When I got the call on that awful Monday morning telling me that he was gone, something broke in me, something died with him and that was the way it was.
It’s still that way. I’m different.
But a bit of advice from an unlikely person changed a lot of my thoughts.
Steve doesn’t need you to suffer for him. He’s gone, he doesn’t need you to cry or feel bad for him.
It might sound disloyal, but it was true. I was going to kill myself forever over his loss. I was going to live my life in anguish because his life was taken and I could only sit by and watch, helplessly.
I realized that this was as stupid as anything I’d ever done.
He wouldn’t have wanted that. No matter how cliché that sounds, he wouldn’t have. He would’ve been angry with me if I had thrown away my life because my heart was broken.
There are times I believe he’s near and I feel his presence strongly. I’m usually in the kitchen attempting to burn dinner and assault his sensibilities. He was a chef. Or I start to feel particularly low and I get this voice in my head telling me to stop being such a crybaby.
I feel better because I allow it.
Sitting at home for Thanksgiving or Christmas is a surefire way to sink into a deeper depression. You need beauty, you need light.
You need something new.
A lot of people go out of town, whether for family dinners or for vacation and while some of those plans can be really expensive, they don’t have to be. I’m sure that within two hours of everyone reading this there is a destination of sorts that can bring you up and change your disappointment to joy.

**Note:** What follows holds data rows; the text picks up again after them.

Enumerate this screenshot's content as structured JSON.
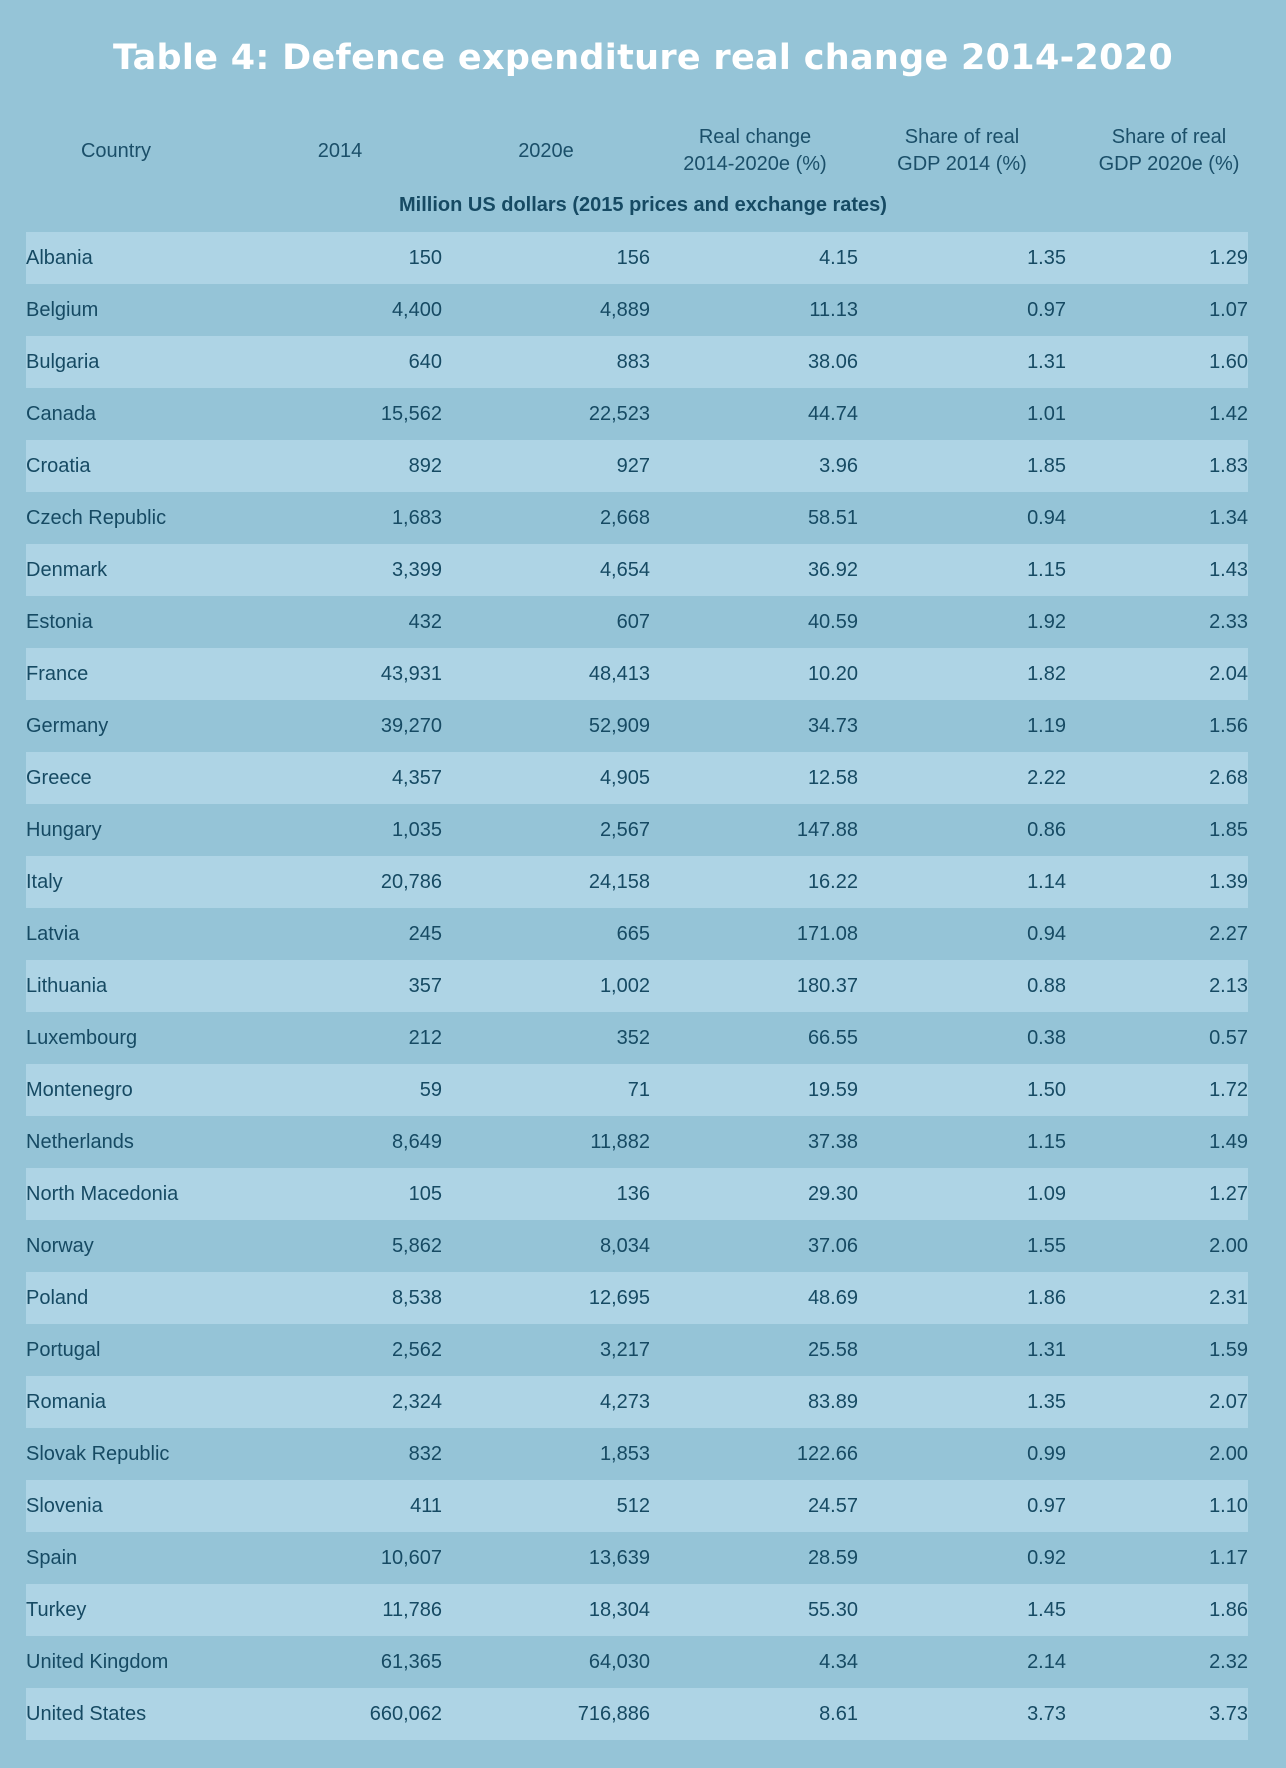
{
  "title": "Table 4: Defence expenditure real change 2014-2020",
  "subtitle": "Million US dollars (2015 prices and exchange rates)",
  "columns": [
    "Country",
    "2014",
    "2020e",
    "Real change\n2014-2020e (%)",
    "Share of real\nGDP 2014 (%)",
    "Share of real\nGDP 2020e (%)"
  ],
  "colors": {
    "background": "#95c4d7",
    "row_light": "#aed4e5",
    "row_dark": "#95c4d7",
    "text": "#164a63",
    "title": "#ffffff"
  },
  "chart_data": {
    "type": "table",
    "title": "Table 4: Defence expenditure real change 2014-2020",
    "subtitle": "Million US dollars (2015 prices and exchange rates)",
    "rows": [
      [
        "Albania",
        "150",
        "156",
        "4.15",
        "1.35",
        "1.29"
      ],
      [
        "Belgium",
        "4,400",
        "4,889",
        "11.13",
        "0.97",
        "1.07"
      ],
      [
        "Bulgaria",
        "640",
        "883",
        "38.06",
        "1.31",
        "1.60"
      ],
      [
        "Canada",
        "15,562",
        "22,523",
        "44.74",
        "1.01",
        "1.42"
      ],
      [
        "Croatia",
        "892",
        "927",
        "3.96",
        "1.85",
        "1.83"
      ],
      [
        "Czech Republic",
        "1,683",
        "2,668",
        "58.51",
        "0.94",
        "1.34"
      ],
      [
        "Denmark",
        "3,399",
        "4,654",
        "36.92",
        "1.15",
        "1.43"
      ],
      [
        "Estonia",
        "432",
        "607",
        "40.59",
        "1.92",
        "2.33"
      ],
      [
        "France",
        "43,931",
        "48,413",
        "10.20",
        "1.82",
        "2.04"
      ],
      [
        "Germany",
        "39,270",
        "52,909",
        "34.73",
        "1.19",
        "1.56"
      ],
      [
        "Greece",
        "4,357",
        "4,905",
        "12.58",
        "2.22",
        "2.68"
      ],
      [
        "Hungary",
        "1,035",
        "2,567",
        "147.88",
        "0.86",
        "1.85"
      ],
      [
        "Italy",
        "20,786",
        "24,158",
        "16.22",
        "1.14",
        "1.39"
      ],
      [
        "Latvia",
        "245",
        "665",
        "171.08",
        "0.94",
        "2.27"
      ],
      [
        "Lithuania",
        "357",
        "1,002",
        "180.37",
        "0.88",
        "2.13"
      ],
      [
        "Luxembourg",
        "212",
        "352",
        "66.55",
        "0.38",
        "0.57"
      ],
      [
        "Montenegro",
        "59",
        "71",
        "19.59",
        "1.50",
        "1.72"
      ],
      [
        "Netherlands",
        "8,649",
        "11,882",
        "37.38",
        "1.15",
        "1.49"
      ],
      [
        "North Macedonia",
        "105",
        "136",
        "29.30",
        "1.09",
        "1.27"
      ],
      [
        "Norway",
        "5,862",
        "8,034",
        "37.06",
        "1.55",
        "2.00"
      ],
      [
        "Poland",
        "8,538",
        "12,695",
        "48.69",
        "1.86",
        "2.31"
      ],
      [
        "Portugal",
        "2,562",
        "3,217",
        "25.58",
        "1.31",
        "1.59"
      ],
      [
        "Romania",
        "2,324",
        "4,273",
        "83.89",
        "1.35",
        "2.07"
      ],
      [
        "Slovak Republic",
        "832",
        "1,853",
        "122.66",
        "0.99",
        "2.00"
      ],
      [
        "Slovenia",
        "411",
        "512",
        "24.57",
        "0.97",
        "1.10"
      ],
      [
        "Spain",
        "10,607",
        "13,639",
        "28.59",
        "0.92",
        "1.17"
      ],
      [
        "Turkey",
        "11,786",
        "18,304",
        "55.30",
        "1.45",
        "1.86"
      ],
      [
        "United Kingdom",
        "61,365",
        "64,030",
        "4.34",
        "2.14",
        "2.32"
      ],
      [
        "United States",
        "660,062",
        "716,886",
        "8.61",
        "3.73",
        "3.73"
      ]
    ]
  }
}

My family and I go to Branson, Missouri. Everything is open every day. We go to museums, Broadway shows, drive little race cars around a curvy track, play cards and bicker about who didn’t throw trump and who cheated, and every single restaurant there has a Thanksgiving menu. It’s like magic. It’s a new tradition. It’s something we look forward to.
Get. Out.
If you’re unhappy because your holiday is lacking the wonder you think it needs, it’s up to you to do something about it. Don’t wallow. Fix it. You’re able to do such a thing.
Traditions don’t need to be traditional.
I remember being a kid and going to my grandparent’s houses for the holidays and it was amazing, something I wish with all my heart that I could pass on to my children, but I can’t. It doesn’t exist anymore. I have to do the best for them that I can and seeing Sad Mom during the holidays isn’t going to cut it.
We all can rise to the occasion and be the bringers of our own traditions, our own happiness. It’s not always easy to make ourselves take that first step out into the unknown, but it’s usually always worth it. Something, anything, is better than the sadness that we bring, trying to hang on to something that isn’t there.
We need to also look at people who are lonely. As I write this, a dear friend of mine died unexpectedly on the Friday before Thanksgiving, three days ago, leaving behind her husband, three-month-old grandchild, and two lovely daughters. The youngest daughter is close friends with my twin sons. All are just fourteen. My friend, Shara, loved my family as I love hers. Not this year, but in the years to come, I have to remember them and make sure that they have the holidays my friend would want for them. We’re responsible for others as much as we are for ourselves.
There’s no place to feel sorry for ourselves in this life. It wastes time, it wastes energy, and it wastes the precious years we have left. Mourn, struggle, suffer through but then love yourself and those around you enough to get back in there and participate. Make it all you can, for as many as you can.